Von @DieHoeragenten wärmstens empfohlen (VIELEN LIEBEN DANK !!! ) habe ich mir dieses Hörspiel gestern auf den Fahrten zur und von der Arbeit angehört. Als Zwischenspiel zwischen längeren ungekürzten Hörbüchern ist so ein Hörspiel ideal, vor allem bei solch fabelhafter Besetzung! Selbst David Nathan war mit von der Partie.

Und ich wurde nicht enttäuscht, die schauspielerischen Leistungen der Sprecher waren hervorragend.

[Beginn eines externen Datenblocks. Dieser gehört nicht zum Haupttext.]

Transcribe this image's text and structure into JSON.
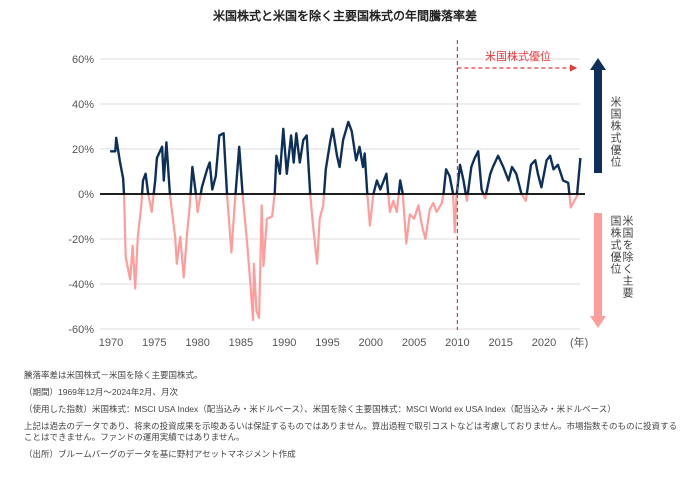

Was die Story angeht, so war ich erschüttert über die vielen Morde, die eine einzige Frau einfach über Jahre hinweg begehen konnte; selbst ihre eigenen Eltern, Ehemänner und sogar Kinder bringt sie um die Ecke. Und sie schien sich absolut nichts dabei zu denken, ihre Umwelt systematisch zu vergiften, wenn auch oft mit geringen Dosen, die nicht zum Tod führten. Sie nutzte dafür “Mäusebutter” – Wikipedia erklärte mir, dass dies Fett mit Arsenkügelchen sei, wohl ein damals gängiges Rattengift.

Die Umsetzung, allein aus alten Verhör-Protokollen, ein solches Hörspiel-Spektakel aufzuziehen, ist absolut gelungen. Ich war bestens unterhalten und gebe für die Story 8 und die Sprecher-Leistung 10 Punkte – zusammen also 09/10 Punkte.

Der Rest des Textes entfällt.